Ces quelques cinq cents photographies témoignent, certes, mais par le truchement d’un travail scientifique de deux années, conduit dans les trois pays partenaires, qui a construit un savoir incontestable et propose les éléments d’un message raisonné. Fragments d’histoire et de mémoires du camp, histoire et pouvoir de l’image, dans le rapport de celle-ci avec les mots de l’historien et ceux du rescapé-témoin : le parcours de l’exposition est un travail, et l’appareil textuel accompagnant les photographies ne saurait être éludé. »

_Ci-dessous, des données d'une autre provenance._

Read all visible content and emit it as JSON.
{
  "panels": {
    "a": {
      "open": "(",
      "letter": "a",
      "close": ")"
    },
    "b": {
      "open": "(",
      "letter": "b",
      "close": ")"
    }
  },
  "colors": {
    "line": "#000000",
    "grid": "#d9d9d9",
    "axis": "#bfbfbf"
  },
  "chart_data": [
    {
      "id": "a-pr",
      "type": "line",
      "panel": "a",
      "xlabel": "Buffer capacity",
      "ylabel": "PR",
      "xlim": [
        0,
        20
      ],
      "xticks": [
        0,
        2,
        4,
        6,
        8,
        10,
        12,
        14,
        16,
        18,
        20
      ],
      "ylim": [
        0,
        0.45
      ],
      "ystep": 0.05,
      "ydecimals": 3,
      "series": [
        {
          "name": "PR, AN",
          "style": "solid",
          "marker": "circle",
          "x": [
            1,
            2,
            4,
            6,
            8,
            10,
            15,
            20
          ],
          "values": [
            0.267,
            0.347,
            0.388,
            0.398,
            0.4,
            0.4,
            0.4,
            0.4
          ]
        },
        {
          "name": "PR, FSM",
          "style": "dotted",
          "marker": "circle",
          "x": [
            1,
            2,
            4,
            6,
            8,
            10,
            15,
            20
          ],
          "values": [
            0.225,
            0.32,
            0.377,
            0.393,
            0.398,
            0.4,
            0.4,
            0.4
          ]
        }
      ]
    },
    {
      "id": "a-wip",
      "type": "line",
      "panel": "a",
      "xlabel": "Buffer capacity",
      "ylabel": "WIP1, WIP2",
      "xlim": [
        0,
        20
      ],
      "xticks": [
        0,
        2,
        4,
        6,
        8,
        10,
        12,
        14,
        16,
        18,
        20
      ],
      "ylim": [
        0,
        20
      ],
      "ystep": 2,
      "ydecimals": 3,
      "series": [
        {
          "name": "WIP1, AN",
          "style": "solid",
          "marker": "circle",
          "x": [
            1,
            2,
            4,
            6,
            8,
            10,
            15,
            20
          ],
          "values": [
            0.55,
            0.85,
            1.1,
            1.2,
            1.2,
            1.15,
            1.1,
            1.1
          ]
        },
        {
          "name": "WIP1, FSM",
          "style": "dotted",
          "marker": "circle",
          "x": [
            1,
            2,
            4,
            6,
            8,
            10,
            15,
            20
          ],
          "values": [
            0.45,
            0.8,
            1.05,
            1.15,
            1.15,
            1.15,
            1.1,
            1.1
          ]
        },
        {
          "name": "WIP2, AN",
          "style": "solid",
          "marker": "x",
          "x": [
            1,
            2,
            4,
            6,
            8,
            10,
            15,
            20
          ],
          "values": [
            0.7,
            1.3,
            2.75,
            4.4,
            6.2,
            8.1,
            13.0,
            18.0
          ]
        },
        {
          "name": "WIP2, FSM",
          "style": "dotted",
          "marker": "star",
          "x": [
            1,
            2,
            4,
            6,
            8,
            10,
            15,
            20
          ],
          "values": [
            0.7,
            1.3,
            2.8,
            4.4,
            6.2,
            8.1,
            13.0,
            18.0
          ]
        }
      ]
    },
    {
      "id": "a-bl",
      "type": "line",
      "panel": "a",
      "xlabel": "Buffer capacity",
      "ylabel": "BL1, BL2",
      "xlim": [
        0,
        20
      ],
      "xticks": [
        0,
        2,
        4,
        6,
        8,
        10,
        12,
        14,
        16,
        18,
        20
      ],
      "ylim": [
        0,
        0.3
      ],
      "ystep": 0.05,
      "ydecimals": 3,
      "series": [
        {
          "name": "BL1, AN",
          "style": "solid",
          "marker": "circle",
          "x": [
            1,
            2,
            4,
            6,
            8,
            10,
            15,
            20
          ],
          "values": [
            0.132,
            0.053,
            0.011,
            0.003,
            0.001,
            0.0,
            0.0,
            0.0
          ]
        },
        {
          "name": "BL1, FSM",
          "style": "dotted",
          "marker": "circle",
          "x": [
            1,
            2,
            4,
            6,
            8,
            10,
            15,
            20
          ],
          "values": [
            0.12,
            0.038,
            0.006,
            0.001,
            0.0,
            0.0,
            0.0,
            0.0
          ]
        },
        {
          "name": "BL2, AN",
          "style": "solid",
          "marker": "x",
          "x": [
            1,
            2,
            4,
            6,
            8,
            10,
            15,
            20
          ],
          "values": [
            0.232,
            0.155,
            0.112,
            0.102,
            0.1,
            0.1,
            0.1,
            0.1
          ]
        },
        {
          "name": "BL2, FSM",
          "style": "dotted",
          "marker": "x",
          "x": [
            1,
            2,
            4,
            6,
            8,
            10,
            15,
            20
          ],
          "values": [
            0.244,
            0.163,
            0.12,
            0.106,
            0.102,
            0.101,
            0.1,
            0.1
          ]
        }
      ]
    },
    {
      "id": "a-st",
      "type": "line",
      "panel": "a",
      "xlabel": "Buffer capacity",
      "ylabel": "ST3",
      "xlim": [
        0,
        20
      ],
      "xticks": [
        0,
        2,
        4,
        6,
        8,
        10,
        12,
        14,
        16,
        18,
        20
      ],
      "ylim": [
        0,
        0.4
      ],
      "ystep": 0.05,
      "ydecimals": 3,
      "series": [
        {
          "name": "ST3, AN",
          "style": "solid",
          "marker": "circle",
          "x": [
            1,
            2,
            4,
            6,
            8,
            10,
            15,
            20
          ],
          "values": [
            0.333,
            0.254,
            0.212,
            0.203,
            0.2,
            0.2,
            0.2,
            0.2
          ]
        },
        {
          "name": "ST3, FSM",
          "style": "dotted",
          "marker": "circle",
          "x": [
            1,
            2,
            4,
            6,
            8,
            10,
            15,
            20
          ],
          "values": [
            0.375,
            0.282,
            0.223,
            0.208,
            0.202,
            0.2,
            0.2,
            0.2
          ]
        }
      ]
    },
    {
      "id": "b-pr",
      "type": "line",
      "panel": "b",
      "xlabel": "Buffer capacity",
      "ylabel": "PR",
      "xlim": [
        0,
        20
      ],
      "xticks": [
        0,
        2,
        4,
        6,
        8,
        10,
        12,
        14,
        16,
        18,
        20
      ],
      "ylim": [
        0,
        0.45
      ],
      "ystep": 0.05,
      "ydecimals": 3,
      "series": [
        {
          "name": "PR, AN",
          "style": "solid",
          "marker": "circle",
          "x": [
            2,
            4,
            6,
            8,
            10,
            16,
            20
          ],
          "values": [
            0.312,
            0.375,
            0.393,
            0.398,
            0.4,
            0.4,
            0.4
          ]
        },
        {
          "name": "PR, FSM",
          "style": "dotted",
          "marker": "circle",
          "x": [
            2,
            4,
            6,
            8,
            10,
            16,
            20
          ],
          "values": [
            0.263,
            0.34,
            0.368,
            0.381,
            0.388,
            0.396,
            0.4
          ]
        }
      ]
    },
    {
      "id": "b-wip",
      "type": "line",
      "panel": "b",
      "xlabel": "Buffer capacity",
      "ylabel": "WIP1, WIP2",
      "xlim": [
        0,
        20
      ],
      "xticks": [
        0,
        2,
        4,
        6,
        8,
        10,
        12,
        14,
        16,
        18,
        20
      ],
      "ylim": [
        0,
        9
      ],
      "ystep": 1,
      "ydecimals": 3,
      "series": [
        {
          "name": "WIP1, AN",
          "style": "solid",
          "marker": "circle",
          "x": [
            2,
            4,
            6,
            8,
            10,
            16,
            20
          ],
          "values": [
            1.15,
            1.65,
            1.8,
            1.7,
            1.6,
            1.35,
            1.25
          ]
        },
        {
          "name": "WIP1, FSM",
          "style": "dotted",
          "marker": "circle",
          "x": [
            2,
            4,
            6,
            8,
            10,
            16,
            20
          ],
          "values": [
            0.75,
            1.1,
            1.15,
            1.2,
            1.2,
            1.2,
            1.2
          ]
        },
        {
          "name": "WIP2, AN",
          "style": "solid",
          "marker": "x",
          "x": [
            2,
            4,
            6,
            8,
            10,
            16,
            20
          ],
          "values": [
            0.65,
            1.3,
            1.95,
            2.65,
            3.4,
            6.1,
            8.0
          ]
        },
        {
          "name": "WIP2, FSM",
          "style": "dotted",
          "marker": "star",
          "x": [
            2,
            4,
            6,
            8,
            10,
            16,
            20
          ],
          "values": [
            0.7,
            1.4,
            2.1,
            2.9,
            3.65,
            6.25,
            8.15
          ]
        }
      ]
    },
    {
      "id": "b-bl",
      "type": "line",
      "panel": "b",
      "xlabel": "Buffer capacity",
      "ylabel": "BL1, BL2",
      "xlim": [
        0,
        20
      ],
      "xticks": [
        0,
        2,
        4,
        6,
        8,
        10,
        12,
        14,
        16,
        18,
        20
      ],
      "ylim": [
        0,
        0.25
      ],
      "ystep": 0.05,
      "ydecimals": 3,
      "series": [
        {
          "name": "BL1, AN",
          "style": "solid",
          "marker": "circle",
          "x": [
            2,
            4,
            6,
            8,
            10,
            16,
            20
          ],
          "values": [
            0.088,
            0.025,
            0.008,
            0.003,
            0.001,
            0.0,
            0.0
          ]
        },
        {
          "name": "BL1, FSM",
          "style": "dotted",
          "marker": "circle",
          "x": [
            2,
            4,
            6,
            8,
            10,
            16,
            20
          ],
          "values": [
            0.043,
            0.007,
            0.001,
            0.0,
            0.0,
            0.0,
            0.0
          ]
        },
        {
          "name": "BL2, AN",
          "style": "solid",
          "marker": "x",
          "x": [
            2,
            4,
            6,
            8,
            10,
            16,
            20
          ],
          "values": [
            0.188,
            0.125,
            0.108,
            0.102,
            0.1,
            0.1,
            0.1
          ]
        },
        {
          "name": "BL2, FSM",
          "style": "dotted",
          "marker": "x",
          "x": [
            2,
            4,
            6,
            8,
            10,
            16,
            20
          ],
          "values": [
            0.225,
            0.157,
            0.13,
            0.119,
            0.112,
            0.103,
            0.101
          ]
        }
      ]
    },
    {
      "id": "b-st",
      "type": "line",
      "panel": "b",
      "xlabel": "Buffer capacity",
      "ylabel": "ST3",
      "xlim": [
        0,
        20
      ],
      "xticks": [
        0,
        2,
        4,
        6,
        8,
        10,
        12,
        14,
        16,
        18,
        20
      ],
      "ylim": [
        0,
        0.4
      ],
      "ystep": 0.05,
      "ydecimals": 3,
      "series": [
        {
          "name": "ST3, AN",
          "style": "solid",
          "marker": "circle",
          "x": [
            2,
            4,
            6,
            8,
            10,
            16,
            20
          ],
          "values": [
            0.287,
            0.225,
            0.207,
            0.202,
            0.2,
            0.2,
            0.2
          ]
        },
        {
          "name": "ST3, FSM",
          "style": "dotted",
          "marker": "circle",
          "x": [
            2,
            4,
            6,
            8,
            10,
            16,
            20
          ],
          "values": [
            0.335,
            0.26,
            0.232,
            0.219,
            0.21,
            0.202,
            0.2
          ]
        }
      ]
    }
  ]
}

A l’occasion de l’accueil de cette exposition en juin 2006, le Grand-Duché de Luxembourg a édité un « Carnet de notes » pédagogique présentant l’exposition, son contexte (en français), ainsi que plusieurs témoignages (en allemand pour la plupart).

Traduite en trois langues, installée dans le centre d’accueil des visiteurs du camp de Mauthausen en Autriche, et circulant dans différents pays d’Europe depuis 2005, cette exposition en tout point exceptionnelle fera donc halte à Cluny, pour un temps de mémoire et d’hommage aux milliers de victimes de la barbarie du camp de Mauthausen.

L’exposition sera ouverte tous les jours jusqu’au dimanche 27 octobre, de 10h à 19h, aux écuries de Saint-Hugues à Cluny. Son inauguration publique aura lieu ce soir, vendredi 18 octobre à 18h.